Pipeline safety regulators at the Department of Transportation haven’t yet studied the safety of pipelines that carry tar-sands crude or set forth specialized regulations [PDF] for such pipelines, despite safety concerns unique to corrosive tar-sands oil compared to conventional crude oil. These pipelines must operate at higher temperatures and pressures to move the thick tar sands through a pipe and are subject to severe problems with leak detection and safety issues [PDF] from the unstable mixture. And yet, I’m told that a full analysis of this unstable mixture is not possible because potentially dangerous chemicals mixed in with the tar-sands sludge are considered proprietary information, and no one holds that knowledge but TransCanada. My family has the right to know about anything that might endanger our health or our land.

We know that tar-sands pipelines have spilled and will continue to spill.

Indeed, after the Keystone I pipeline — Keystone XL’s predecessor — spilled 12 times in its first year of operation, pipeline safety regulators issued a Corrective Action Order to TransCanada, indicating that continued operation of that pipeline would be a “hazard to life, property, and the environment.” This past summer, I visited the site of the Kalamazoo River in Michigan, where almost two years ago, a million gallons of tar-sands oil spilled and crept towards the Great Lakes after a pipeline burst in the wee hours of the night. Almost two years later, the cleanup costs have surpassed $700 million, small businesses are hurting, property values are down, and miles of river remain closed. I met residents who are still sick from the spill’s toxins, experiencing seizures, mysterious rashes, headaches, and memory loss.

We know that the southern leg of Keystone XL would permanently cross communities’ water sources and land.

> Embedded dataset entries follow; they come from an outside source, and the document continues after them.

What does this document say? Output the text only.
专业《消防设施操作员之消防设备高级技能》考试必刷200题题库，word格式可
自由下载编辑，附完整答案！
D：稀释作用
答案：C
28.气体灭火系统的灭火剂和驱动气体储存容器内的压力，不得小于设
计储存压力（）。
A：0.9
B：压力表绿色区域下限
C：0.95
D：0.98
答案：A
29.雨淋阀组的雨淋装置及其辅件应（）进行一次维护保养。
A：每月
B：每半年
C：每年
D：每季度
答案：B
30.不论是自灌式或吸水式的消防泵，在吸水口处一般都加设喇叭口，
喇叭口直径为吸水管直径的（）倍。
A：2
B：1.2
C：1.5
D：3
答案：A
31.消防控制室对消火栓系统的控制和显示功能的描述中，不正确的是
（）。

Because tar-sands oil is so particularly toxic and because tar-sands pipelines have been built to spill, the southern segment pipeline puts our home and community — and many others’ — at risk of oil spills and pollution to air and drinking water. The southern segment of Keystone XL would cross Texas’ Carrizo-Wilcox Aquifer [PDF] and its sensitive outcrops. This aquifer supplies water to 10 to 12 million people in Texas. The part of my land that would be permanently crossed by the pipeline is 50 feet wide and the part set aside for construction is 170 feet wide — if the pipeline is built, that area can never be replanted or grow back to its original state. My daughter will never see the land intended to be our legacy grow back in her lifetime. According to TransCanada officials, the pipeline would be in service for at least 100 years, until they, and I quote, “drain the tar sands dry.”

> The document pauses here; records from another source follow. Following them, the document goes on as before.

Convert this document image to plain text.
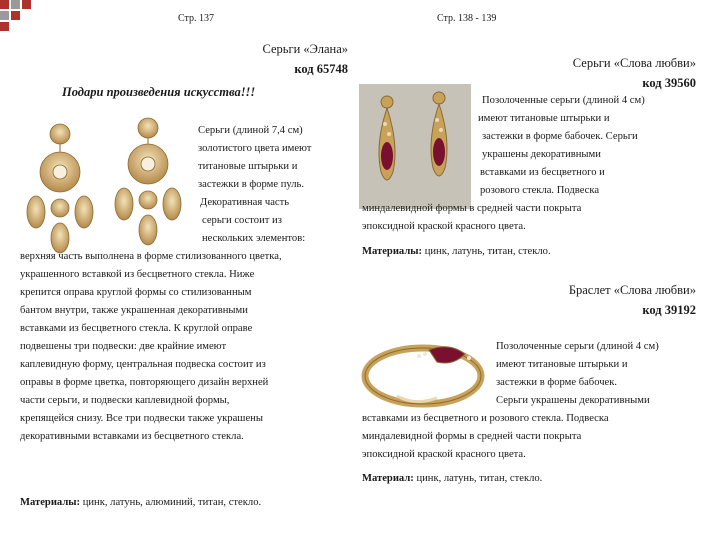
Стр. 137	Стр. 138 - 139
Серьги «Элана»
код 65748
Подари произведения искусства!!!
Серьги (длиной 7,4 см)
золотистого цвета имеют
титановые штырьки и
застежки в форме пуль.
Декоративная часть
серьги состоит из
нескольких элементов:
верхняя часть выполнена в форме стилизованного цветка,
украшенного вставкой из бесцветного стекла. Ниже
крепится оправа круглой формы со стилизованным
бантом внутри, также украшенная декоративными
вставками из бесцветного стекла. К круглой оправе
подвешены три подвески: две крайние имеют
каплевидную форму, центральная подвеска состоит из
оправы в форме цветка, повторяющего дизайн верхней
части серьги, и подвески каплевидной формы,
крепящейся снизу. Все три подвески также украшены
декоративными вставками из бесцветного стекла.
Материалы: цинк, латунь, алюминий, титан, стекло.
Серьги «Слова любви»
код 39560
Позолоченные серьги (длиной 4 см)
имеют титановые штырьки и
застежки в форме бабочек. Серьги
украшены декоративными
вставками из бесцветного и
розового стекла. Подвеска
миндалевидной формы в средней части покрыта
эпоксидной краской красного цвета.
Материалы: цинк, латунь, титан, стекло.
Браслет «Слова любви»
код 39192
Позолоченные серьги (длиной 4 см)
имеют титановые штырьки и
застежки в форме бабочек.
Серьги украшены декоративными
вставками из бесцветного и розового стекла. Подвеска
миндалевидной формы в средней части покрыта
эпоксидной краской красного цвета.
Материал: цинк, латунь, титан, стекло.
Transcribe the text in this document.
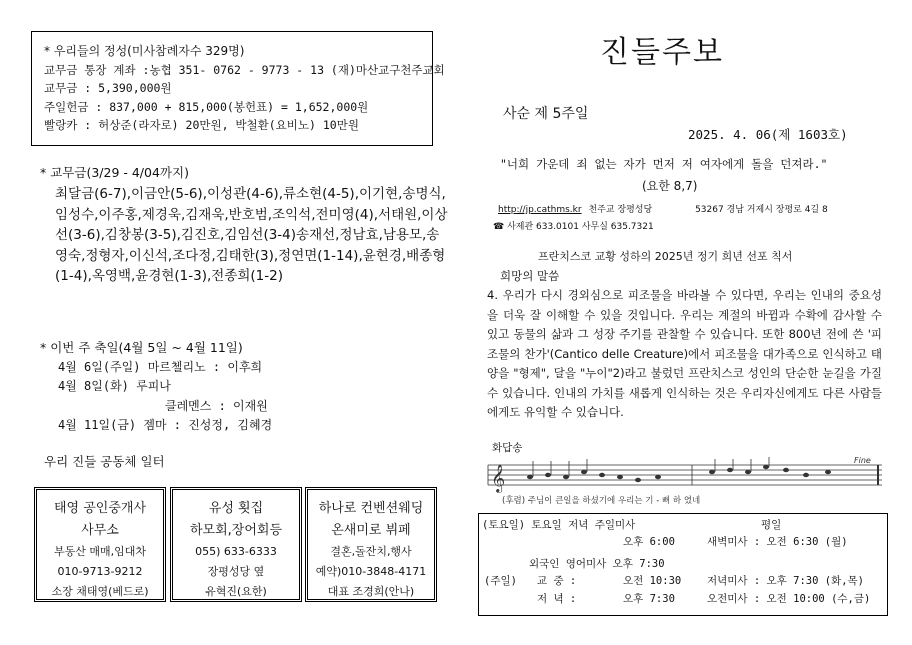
* 우리들의 정성(미사참례자수 329명)
교무금 통장 계좌 :농협 351- 0762 - 9773 - 13 (재)마산교구천주교회
교무금 : 5,390,000원
주일헌금 : 837,000 + 815,000(봉헌표) = 1,652,000원
빨랑카 : 허상준(라자로) 20만원, 박철환(요비노) 10만원
* 교무금(3/29 - 4/04까지)
최달금(6-7),이금안(5-6),이성관(4-6),류소현(4-5),이기현,송명식,임성수,이주홍,제경욱,김재욱,반호범,조익석,전미영(4),서태원,이상선(3-6),김창봉(3-5),김진호,김임선(3-4)송재선,정남효,남용모,송영숙,정형자,이신석,조다정,김태한(3),정연면(1-14),윤현경,배종형(1-4),옥영백,윤경현(1-3),전종희(1-2)
* 이번 주 축일(4월 5일 ~ 4월 11일)
4월 6일(주일) 마르첼리노 : 이후희
4월 8일(화) 루피나
클레멘스 : 이재원
4월 11일(금) 젬마 : 진성정, 김혜경
우리 진들 공동체 일터
태영 공인중개사
사무소
부동산 매매,임대차
010-9713-9212
소장 채태영(베드로)
유성 횟집
하모회,장어회등
055) 633-6333
장평성당 옆
유혁진(요한)
하나로 컨벤션웨딩
온새미로 뷔페
결혼,돌잔치,행사
예약)010-3848-4171
대표 조경희(안나)
진들주보
사순 제 5주일
2025. 4. 06(제 1603호)
"너희 가운데 죄 없는 자가 먼저 저 여자에게 돌을 던져라."
(요한 8,7)
http://jp.cathms.kr 천주교 장평성당	53267 경남 거제시 장평로 4길 8
☎ 사제관 633.0101 사무실 635.7321
프란치스코 교황 성하의 2025년 정기 희년 선포 칙서
희망의 말씀
4. 우리가 다시 경외심으로 피조물을 바라볼 수 있다면, 우리는 인내의 중요성을 더욱 잘 이해할 수 있을 것입니다. 우리는 계절의 바뀜과 수확에 감사할 수 있고 동물의 삶과 그 성장 주기를 관찰할 수 있습니다. 또한 800년 전에 쓴 '피조물의 찬가'(Cantico delle Creature)에서 피조물을 대가족으로 인식하고 태양을 "형제", 달을 "누이"2)라고 불렀던 프란치스코 성인의 단순한 눈길을 가질 수 있습니다. 인내의 가치를 새롭게 인식하는 것은 우리자신에게도 다른 사람들에게도 유익할 수 있습니다.
화답송
𝄞
Fine
(후렴) 주님이 큰일을 하셨기에 우리는 기 - 뻐 하 였네
(토요일) 토요일 저녁 주일미사	평일
오후 6:00	새벽미사 : 오전 6:30 (월)
외국인 영어미사 오후 7:30
(주일) 교 중 :	오전 10:30 저녁미사 : 오후 7:30 (화,목)
저 녁 :	오후 7:30	오전미사 : 오전 10:00 (수,금)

We know that TransCanada has constantly used intimidation tactics to seize private land along the pipeline route.

TransCanada has used lawsuits and threatening letters to bully American ranchers, farmers, and other landowners along the proposed pipeline route. The Texas Landowner’s Bill of Rights [PDF] says plainly: “Your property may be taken only for a public use.” Yet, it’s clear that this pipeline serves one purpose: to inflate the private profits of TransCanada and the tar-sands industry at the expense of landowners and citizens.

Here’s why: As an export pipeline, Keystone XL, and the southern segment as the key link to Gulf Coast refineries and international ports, will have no impact on U.S. dependence on Mideast and Venezuelan oil and this pipeline would not protect the U.S. from the price volatility of the global oil market. According to what TransCanada told Canada’s National Energy Board, the pipeline would boost Canadian oil producers’ revenues by upwards of $3.9 billion. Bloomberg also reports it could raise Midwest gas prices by up to 20 cents a gallon, hurting landowners, farmers, and middle-class Americans. The goal of the pipeline is to transport oil to private refineries before being sold abroad, boosting oil prices rather than lowering them.

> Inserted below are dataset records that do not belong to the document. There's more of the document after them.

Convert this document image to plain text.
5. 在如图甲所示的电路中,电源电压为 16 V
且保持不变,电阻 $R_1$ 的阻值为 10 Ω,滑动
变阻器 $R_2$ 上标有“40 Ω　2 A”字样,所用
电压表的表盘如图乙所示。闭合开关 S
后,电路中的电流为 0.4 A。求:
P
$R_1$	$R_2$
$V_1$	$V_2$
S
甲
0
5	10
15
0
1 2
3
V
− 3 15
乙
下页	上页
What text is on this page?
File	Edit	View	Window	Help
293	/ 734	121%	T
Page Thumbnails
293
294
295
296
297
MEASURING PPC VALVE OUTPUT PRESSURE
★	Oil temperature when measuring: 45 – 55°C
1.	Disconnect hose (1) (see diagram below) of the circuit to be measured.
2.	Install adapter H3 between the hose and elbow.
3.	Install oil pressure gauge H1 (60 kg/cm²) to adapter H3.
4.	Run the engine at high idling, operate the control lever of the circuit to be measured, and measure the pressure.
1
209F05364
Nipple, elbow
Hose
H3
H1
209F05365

So the million dollar question today is: Does the president stand with American families and their right for clean water, air, and land or does he stand with Big Oil in its never-ending quest to wring private profits from the tar sands? With his announcement in Cushing to fast-track the approval process for the southern segment of the Keystone XL, it would seem that he’s already made his choice.